Not My Father’s Son by Alan Cumming
When you see that a book is by Alan Cumming, you expect a rollicking good time, right? Even if the book is about his abusive father and difficult childhood (intersperse with a few anecdotes about his coming to terms with same as an adult).
You expect famous-person name-dropping and lots of funny stories and maybe even some sex. You get a tiny bit of the first one, very little of the second (way more sad stories), and as far as I remember none of the third.
I enjoyed the book overall; I really did. But in the same way that NPH’s memoir had too much light and laughter without any darkness at all, this one had too much darkness. I mean, he’s in a happy relationship now, and there’s a nice “closure” scene at the end with the whole family.

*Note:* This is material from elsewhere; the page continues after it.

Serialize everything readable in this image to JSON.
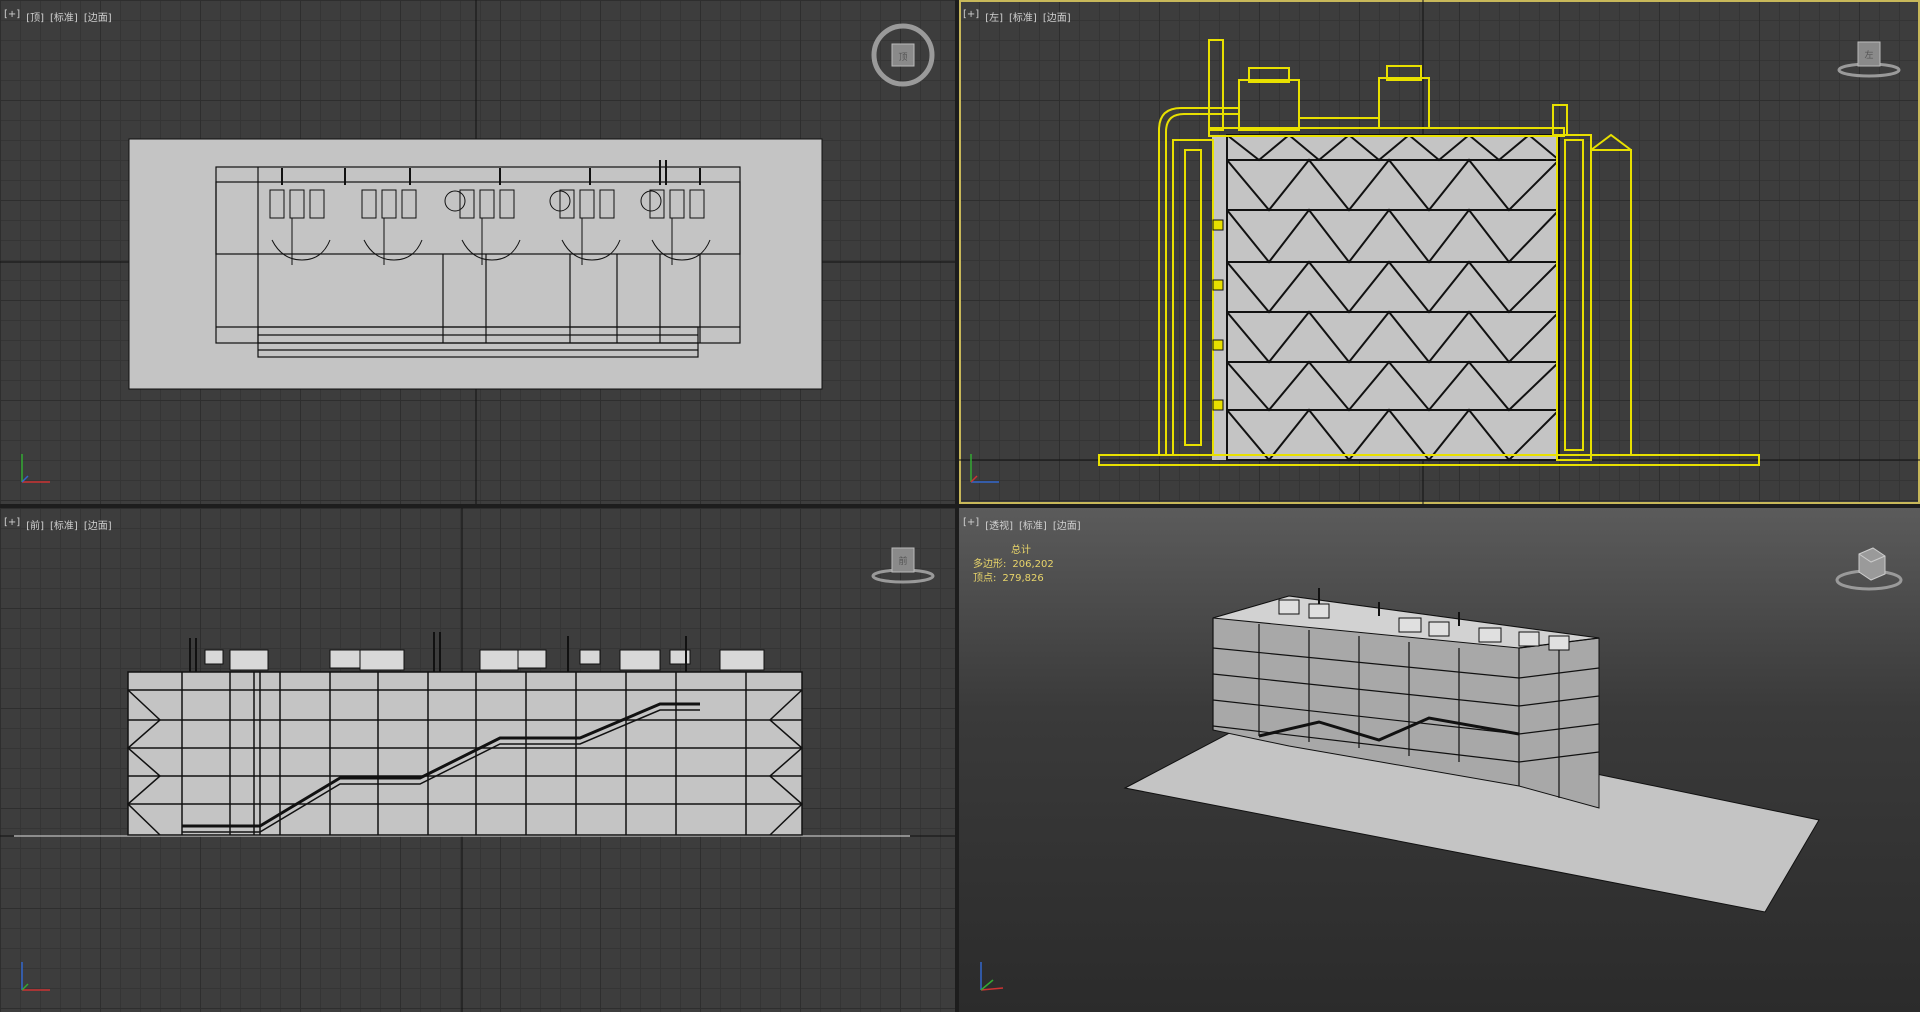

But none of it is “light” at all.
I know, I know… not what this story is about. It’s not really his autobiography, but really a very particular thread followed through his childhood and tied off at a particular point in his adult life. But somehow I wanted just a bit more.
I also found the structure of interlaced “then and now” chapters. A situation would be set up in the “now” timeline and then take seemingly forever to resolve itself, partly because the storytelling is so obstinately linear in that particular timeline and partly because of the interspersed (and less linear) “then” chapters. I understand what he was trying to do, but I think the structure was less than successful.